Tuesday, January 24, 2012

The Importance of Metaphor – Scrum


Scrum is a management framework that attempts to address complex issues by leveraging incremental development, cross-functional teams and the emergent qualities of self-organizing systems. It falls within the conceptual reach of agile practices and supports a structural paradox that I find attractive. 

It is idealistic about the capacity of people to solve complex problems yet it is brutally realistic in identifying impediments and adapting to change.
Agile and its related approaches are derived from concepts and ideas originating in Japanese manufacturing processes and software development. At their core, they are focused on iterative and incremental development, where requirements and solutions evolve through collaboration between self-organizing, cross-functional teams. It promotes adaptive planning, evolutionary development and delivery, a time-boxed iterative approach, and encourages rapid and flexible response to change.

Lean is the approach that has the most current traction in North America. Essentially, lean is centered on preserving value with less work. Lean manufacturing is a management philosophy derived mostly from the Toyota Production System. Lean manufacturing is a variation on the theme of efficiency based on optimizing flow; it is a present-day instance of the recurring theme in human history toward increasing efficiency, decreasing waste, and using empirical methods to decide what matters, rather than uncritically accepting pre-existing ideas.

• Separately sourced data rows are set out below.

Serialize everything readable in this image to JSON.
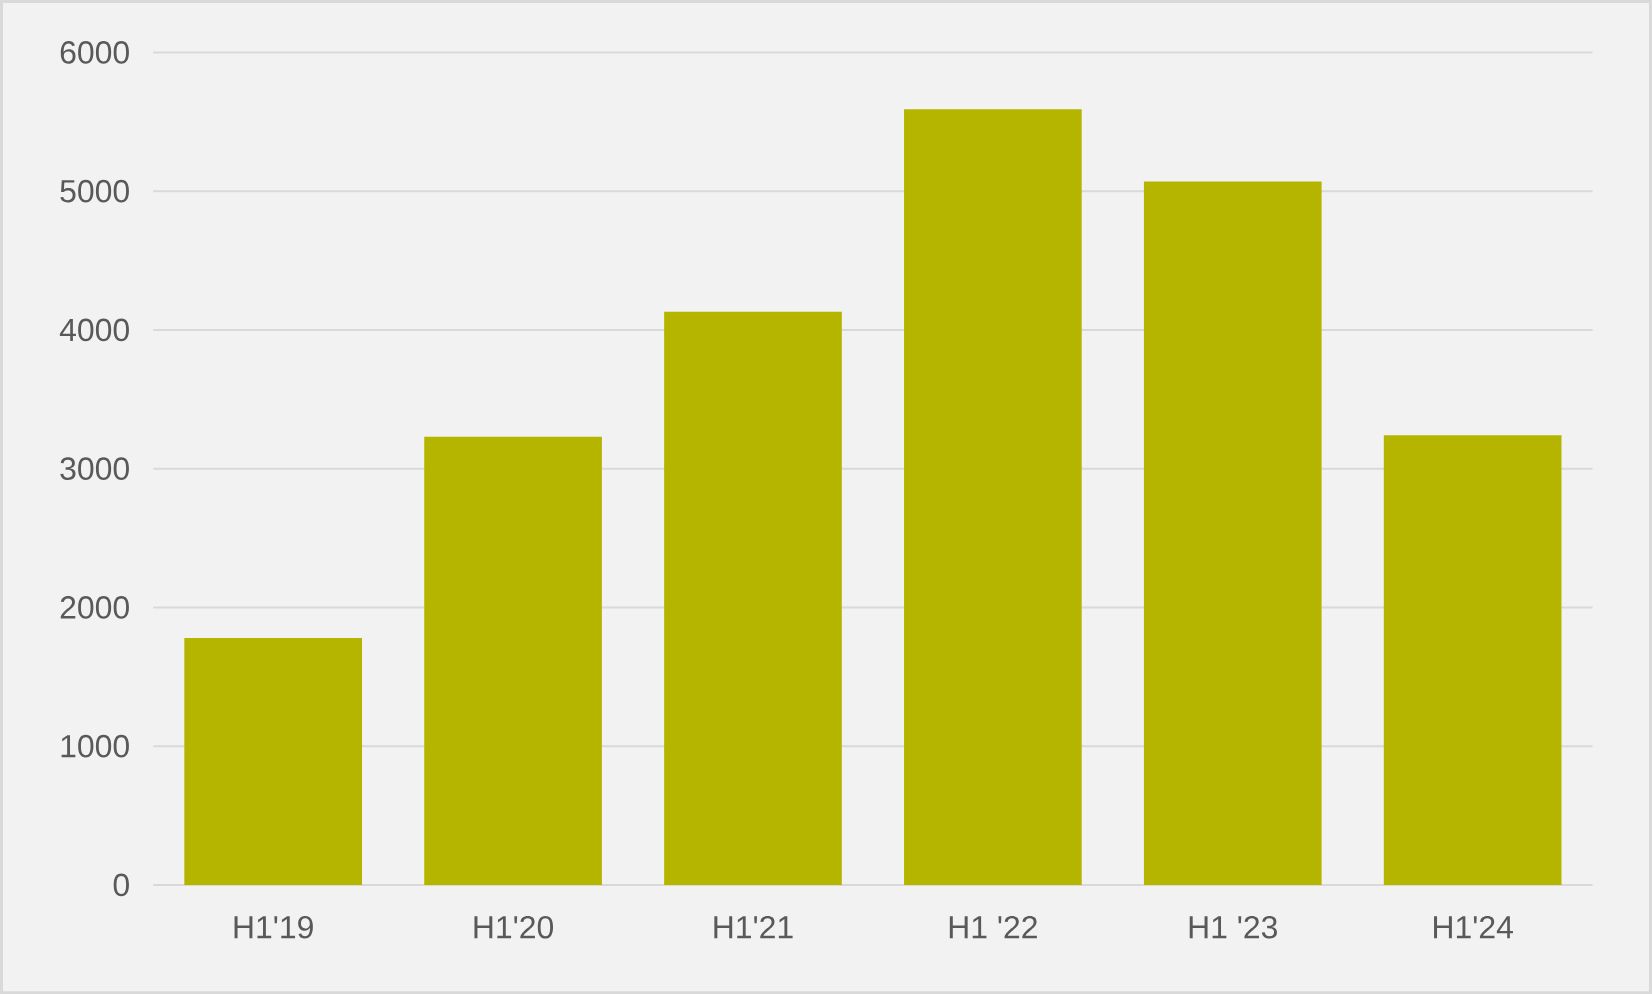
{
  "chart_data": {
    "type": "bar",
    "categories": [
      "H1'19",
      "H1'20",
      "H1'21",
      "H1 '22",
      "H1 '23",
      "H1'24"
    ],
    "values": [
      1780,
      3230,
      4130,
      5590,
      5070,
      3240
    ],
    "color": "#b5b500",
    "ylim": [
      0,
      6000
    ],
    "yticks": [
      0,
      1000,
      2000,
      3000,
      4000,
      5000,
      6000
    ],
    "grid": "y"
  }
}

All agile approaches believe that embodied assumptions are threats to performance and different approaches have emerged to suit the given context.

Scrum attempts to deal with more complex challenges. Where lean attempts to remove deviation and waste, scrum assumes that deviation and ‘waste’ are inevitable and applies relentless reality checks to expose dysfunctional constraints and assumptions. Scrum is value-centered and explicitly believes that all members of an emergent, self-organizing have leadership accountability (much like lean). The unit of measure is built on a traditional (paleolithic) family units of 5 – 9. Scrum is intended for the kinds of work people have found unmanageable using defined processes – uncertain requirements combined with unpredictable technology implementation risks. It requires true commitment (at all levels) to self-organization and is not suited to repeatable activities.

I completed by Certified Scrummaster training in 2011 and have implemented Scrum for a couple of highly complex projects we are working through. I am enamored of Scrum, and was pleasantly surprised to hear that the metaphor of scrum was applied by Ikujiro Nonaka, another thought leader I admire greatly.
The metaphor derives from rugby, where the team will move the ball as a cohesive unit. I had the good fortune to work with interdisciplinary teams while working as a corporate trainer within Mitsubishi Motor Company in Aichi-ken, Japan. The more traditional approach to project management employed in Western Europe and North America was less firmly entrenched in Japanese business practices and different overarching metaphors could be supported.

I lack the research to support this, but I was often struck by the differences in collaborative action in Japanese rice cultivation versus the large-scale grain agriculture we are familiar with in the West. Rice plots are intensive and collaboratively harvested. Community members collectively work their way through each paddy, with very little task specialization employed. Western agriculture, due to questions of scale, followed a more milestoned approach to cultivation. Certain times of year required intensive activity and much of the work was done by paid staff. Timelines were well-known and resources allocated to meet the needs of the season. Rice cultivation is far more variable with small differences allowing for different requirements.
It should be no surprise then, that highly scheduled project management has been hard-wired into our social customs. It should also, then, come as no surprise that ‘scrum’ a metaphor from a Western game, found a more ready home in a nation where collective behaviours were patterned differently.

The growth of scrum in software also shouldn’t be a surprise. Software, unlike physical manufacturing , requires quality and fit to exist in a single source. The distributed product is identical to the piece from which it is cloned. Assembly manufacturing requires a stream of quality as duplication suffers from quality issues in physical equipment and human attention.

A simple shift in metaphor (from traditional or ‘waterfall’ approach to scrum) aligns behaviour far more easily than a detailed set of instructions of process notes. Ken Schwaber, a grandfather of scrum in North America, states that scrum is, “not a methodology – it is a pathway”. I believe it is telling that until the emergence of competing models of project management, no metaphor existed for the dominant. The introduction of new voices necessitated the qualification of traditional practices as ‘waterfall’. Widening the narrative space allowed new ideas and models to emerge. Sadly, an entirely new industry needed to evolve before the need could clearly be seen to North American audiences.